The importance of the event was reflected by its preview in Time magazine a few weeks ago, where it was likened to the Davos of the fragrance industry and the players described as “sultans of smell”. The future of the fragrance business appears rosy, despite the many mergers around, but there needs to be a common path defined by all to seduce the consumer without angering the legislator, as Christian Maubert, President of Robertet’s fragrance division put it. Nature is our absolute model, an inexhaustible source of inspiration. However we are now aware of the fragility of our planet and although REACH is aimed at protecting the consumer from the negative effects of bulk chemicals, its inception affects naturals and essential oils as well. There are however counter arguments to protect naturals: The Landes forest in France emits more VOC’s a month (160tonnes of terpenes per day in summer), more in a month than the annual consumption of essential oils in the EU, described as the “natural’s’ paradox.
REACH, officially in place since June 1st 2007, is the milestone legislation as highlighted by Achim Daub, Global president Scent and care of Symrise. The testing alone is estimated to cost 100m euros. There will be an impact on industry creativity with fewer raw materials available, at higher cost and increased complexity of supply and REACH is only the beginning! There is the California Safe Cosmetics ACT looming, a new EU amendment under construction, the furocoumarins issue, the 2009 ban on animal testing for cosmetics and the umbrella issue of sustainable development.
Help is at hand for the industry players navigate this minefield as Jean-Pierre Houri, Director general of IFRA explained; the phase-in of REACH is gradual and the deadline for pre-registration of materials is from June to December 2008 with January 1st 2009 the publication of pre-registered substances. After pre-registration the “consortium “ approach is being encouraged and all information on how best to proceed is available from IFRA and RIFM. In his speech, entitled “The Tyranny of regulations”, Sumit Bhasin, Director of Global R&D at Procter & Gamble Prestige products put his philosophy on successful products in a nutshell: “ Get ahead of the curve, recognise the world is getting flatter, build a partnership with Mother Nature, learn from the winners and listen to your consumer”. Mother Nature, or the Exceptional Naturals of the Grasse region always get top billing from Jean Pierre Leleu, Maire of Grasse and President of Pass (Parfums Aromes Senteurs Saveurs), highlighting their privileged position of the area in the world of perfumery. A new generation of perfume plant producers are committed to the sustainable development of an historic agricultural heritage as Carole Biancalana of the Domaine de Manon explained. This enterprise requiring high level of investment and commitment can only be ensured by long term contractual agreements with like minded partners.
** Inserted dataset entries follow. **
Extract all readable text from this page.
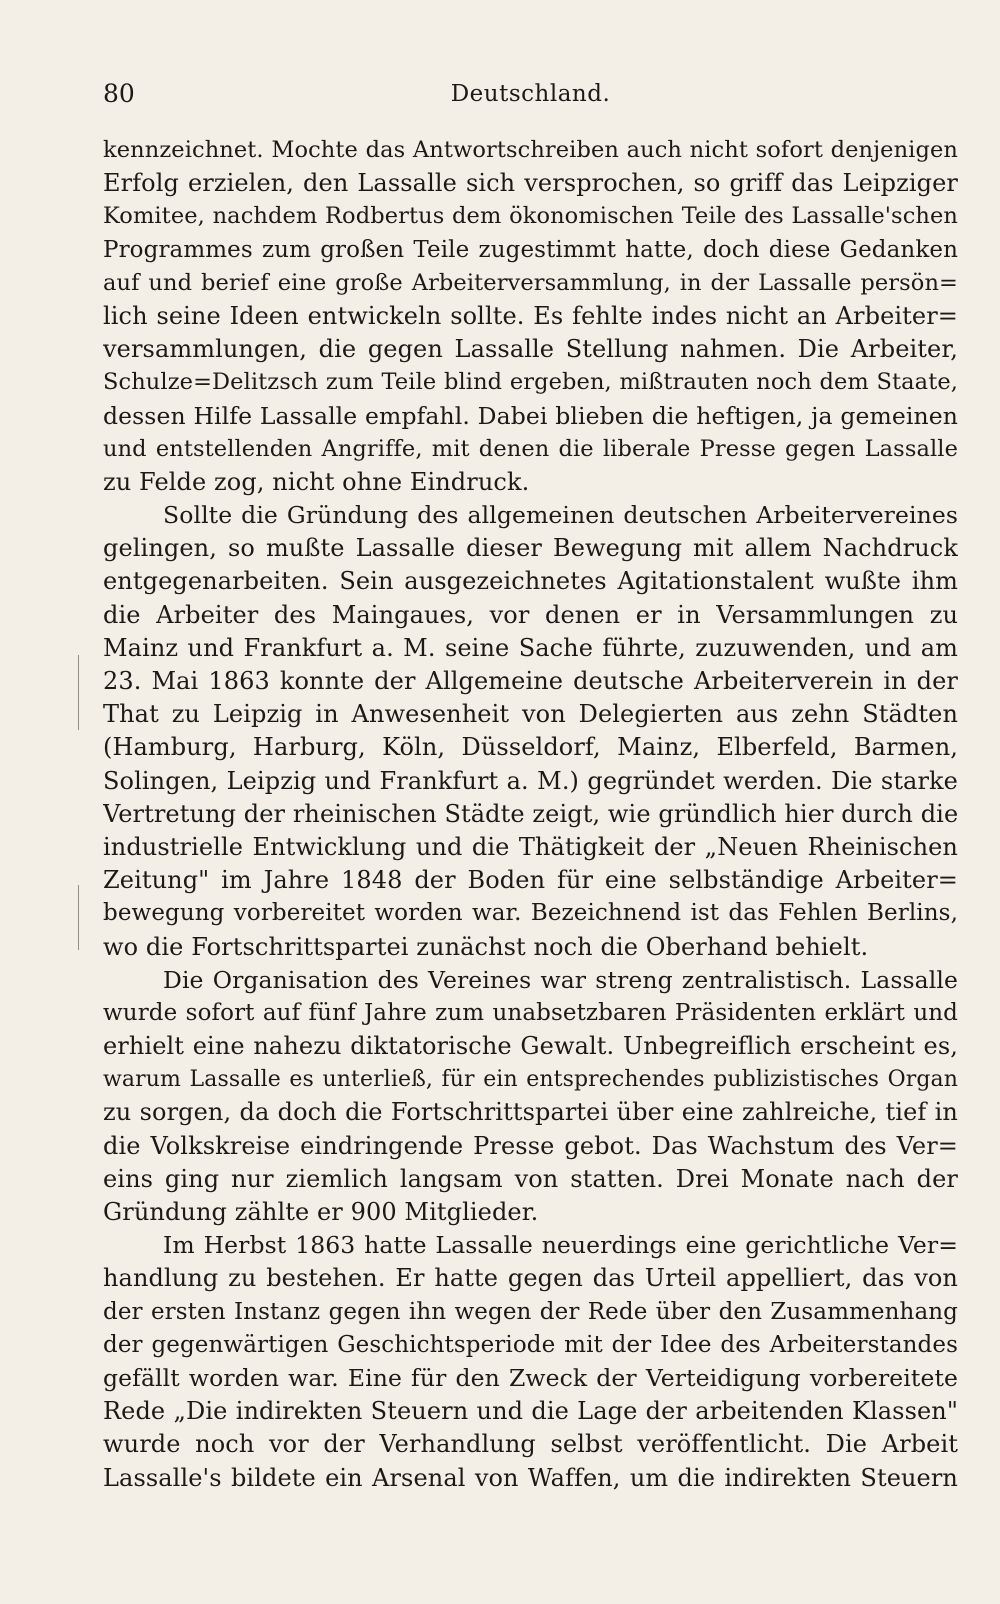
80	Deutschland.
kennzeichnet. Mochte das Antwortschreiben auch nicht sofort denjenigen
Erfolg erzielen, den Lassalle sich versprochen, so griff das Leipziger
Komitee, nachdem Rodbertus dem ökonomischen Teile des Lassalle'schen
Programmes zum großen Teile zugestimmt hatte, doch diese Gedanken
auf und berief eine große Arbeiterversammlung, in der Lassalle persön=
lich seine Ideen entwickeln sollte. Es fehlte indes nicht an Arbeiter=
versammlungen, die gegen Lassalle Stellung nahmen. Die Arbeiter,
Schulze=Delitzsch zum Teile blind ergeben, mißtrauten noch dem Staate,
dessen Hilfe Lassalle empfahl. Dabei blieben die heftigen, ja gemeinen
und entstellenden Angriffe, mit denen die liberale Presse gegen Lassalle
zu Felde zog, nicht ohne Eindruck.
Sollte die Gründung des allgemeinen deutschen Arbeitervereines
gelingen, so mußte Lassalle dieser Bewegung mit allem Nachdruck
entgegenarbeiten. Sein ausgezeichnetes Agitationstalent wußte ihm
die Arbeiter des Maingaues, vor denen er in Versammlungen zu
Mainz und Frankfurt a. M. seine Sache führte, zuzuwenden, und am
23. Mai 1863 konnte der Allgemeine deutsche Arbeiterverein in der
That zu Leipzig in Anwesenheit von Delegierten aus zehn Städten
(Hamburg, Harburg, Köln, Düsseldorf, Mainz, Elberfeld, Barmen,
Solingen, Leipzig und Frankfurt a. M.) gegründet werden. Die starke
Vertretung der rheinischen Städte zeigt, wie gründlich hier durch die
industrielle Entwicklung und die Thätigkeit der „Neuen Rheinischen
Zeitung" im Jahre 1848 der Boden für eine selbständige Arbeiter=
bewegung vorbereitet worden war. Bezeichnend ist das Fehlen Berlins,
wo die Fortschrittspartei zunächst noch die Oberhand behielt.
Die Organisation des Vereines war streng zentralistisch. Lassalle
wurde sofort auf fünf Jahre zum unabsetzbaren Präsidenten erklärt und
erhielt eine nahezu diktatorische Gewalt. Unbegreiflich erscheint es,
warum Lassalle es unterließ, für ein entsprechendes publizistisches Organ
zu sorgen, da doch die Fortschrittspartei über eine zahlreiche, tief in
die Volkskreise eindringende Presse gebot. Das Wachstum des Ver=
eins ging nur ziemlich langsam von statten. Drei Monate nach der
Gründung zählte er 900 Mitglieder.
Im Herbst 1863 hatte Lassalle neuerdings eine gerichtliche Ver=
handlung zu bestehen. Er hatte gegen das Urteil appelliert, das von
der ersten Instanz gegen ihn wegen der Rede über den Zusammenhang
der gegenwärtigen Geschichtsperiode mit der Idee des Arbeiterstandes
gefällt worden war. Eine für den Zweck der Verteidigung vorbereitete
Rede „Die indirekten Steuern und die Lage der arbeitenden Klassen"
wurde noch vor der Verhandlung selbst veröffentlicht. Die Arbeit
Lassalle's bildete ein Arsenal von Waffen, um die indirekten Steuern
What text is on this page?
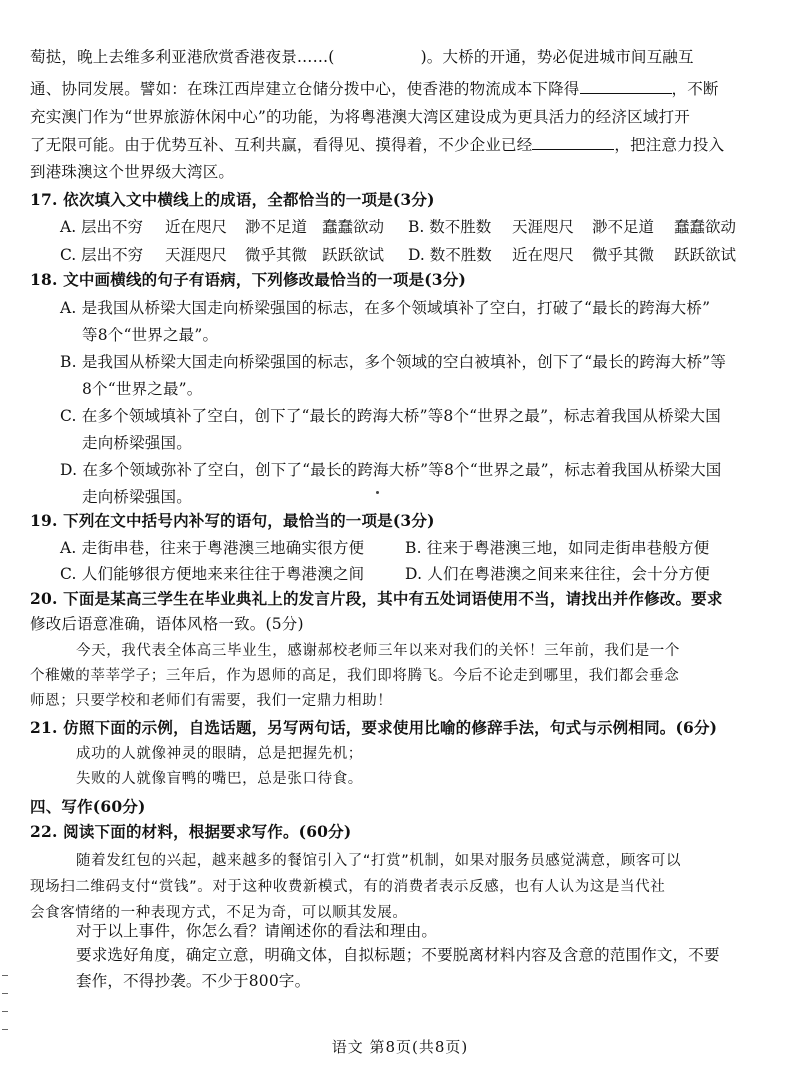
萄挞，晚上去维多利亚港欣赏香港夜景……(	)。大桥的开通，势必促进城市间互融互
通、协同发展。譬如：在珠江西岸建立仓储分拨中心，使香港的物流成本下降得	，不断
充实澳门作为“世界旅游休闲中心”的功能，为将粤港澳大湾区建设成为更具活力的经济区域打开
了无限可能。由于优势互补、互利共赢，看得见、摸得着，不少企业已经	，把注意力投入
到港珠澳这个世界级大湾区。
17. 依次填入文中横线上的成语，全都恰当的一项是(3分)
A. 层出不穷 近在咫尺 渺不足道 蠢蠢欲动 B. 数不胜数 天涯咫尺 渺不足道 蠢蠢欲动
C. 层出不穷 天涯咫尺 微乎其微 跃跃欲试 D. 数不胜数 近在咫尺 微乎其微 跃跃欲试
18. 文中画横线的句子有语病，下列修改最恰当的一项是(3分)
A. 是我国从桥梁大国走向桥梁强国的标志，在多个领域填补了空白，打破了“最长的跨海大桥”
等8个“世界之最”。
B. 是我国从桥梁大国走向桥梁强国的标志，多个领域的空白被填补，创下了“最长的跨海大桥”等
8个“世界之最”。
C. 在多个领域填补了空白，创下了“最长的跨海大桥”等8个“世界之最”，标志着我国从桥梁大国
走向桥梁强国。
D. 在多个领域弥补了空白，创下了“最长的跨海大桥”等8个“世界之最”，标志着我国从桥梁大国
走向桥梁强国。
19. 下列在文中括号内补写的语句，最恰当的一项是(3分)
A. 走街串巷，往来于粤港澳三地确实很方便	B. 往来于粤港澳三地，如同走街串巷般方便
C. 人们能够很方便地来来往往于粤港澳之间	D. 人们在粤港澳之间来来往往，会十分方便
20. 下面是某高三学生在毕业典礼上的发言片段，其中有五处词语使用不当，请找出并作修改。要求
修改后语意准确，语体风格一致。(5分)
今天，我代表全体高三毕业生，感谢郝校老师三年以来对我们的关怀！三年前，我们是一个
个稚嫩的莘莘学子；三年后，作为恩师的高足，我们即将腾飞。今后不论走到哪里，我们都会垂念
师恩；只要学校和老师们有需要，我们一定鼎力相助！
21. 仿照下面的示例，自选话题，另写两句话，要求使用比喻的修辞手法，句式与示例相同。(6分)
成功的人就像神灵的眼睛，总是把握先机；
失败的人就像盲鸭的嘴巴，总是张口待食。
四、写作(60分)
22. 阅读下面的材料，根据要求写作。(60分)
随着发红包的兴起，越来越多的餐馆引入了“打赏”机制，如果对服务员感觉满意，顾客可以
现场扫二维码支付“赏钱”。对于这种收费新模式，有的消费者表示反感，也有人认为这是当代社
会食客情绪的一种表现方式，不足为奇，可以顺其发展。
对于以上事件，你怎么看？请阐述你的看法和理由。
要求选好角度，确定立意，明确文体，自拟标题；不要脱离材料内容及含意的范围作文，不要
套作，不得抄袭。不少于800字。
语文 第8页(共8页)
The naturals are also targeted by the new legislation and although it is not an insurmountable obstacle, it will take inevitably its toll on creativity and the materials available.
The new era of sustainable development also impacts heavily on raw materials. Organic is not a buzzword as Dominique Coutière, founder and president of Biolandes said but truly the new era of raw materials; consumers are becoming very aware and multi national companies are looking to traceability of ingredients to underscore transparency and ethical supply. Ethical supply and fair trade are core to the business of O’Boticario (Miguel Krisgner President) in Brazil, one of the most successful newcomers to the world of fragrances and cosmetics; although well-established in Brazil, it is only in the last few years that they have become contenders in the international market, now featuring in 20 countries. The biodiversity of the rain forest of Brazil, linked with sustainable developed crops are key to their long-term success. From Brazil to Australia, the watchword is sustainability and Dr Paul Biggs, general manager of the Forest products commission for western Australia even ventures as far as to underline that production of fragrance raw materials, in an intelligent way (a case in point being sandalwood) can actually contribute to saving eco-systems rather than depleting them.
The atmosphere of the exhibition stands was very zen with white bamboo sticks on Givaudan’s stand, white orchids at Takasago, ethereal orchids at Payan Bertrand and a general ambiance aiming at well-being and a spa style atmosphere on Robertet’s stand. The spa feel did not detract from the highly technical demonstration and the vast array of new materials around. Talking to the exhibitors they all seemed upbeat and pleased with the attendance and the generally high level of interest in new ideas as well as materials.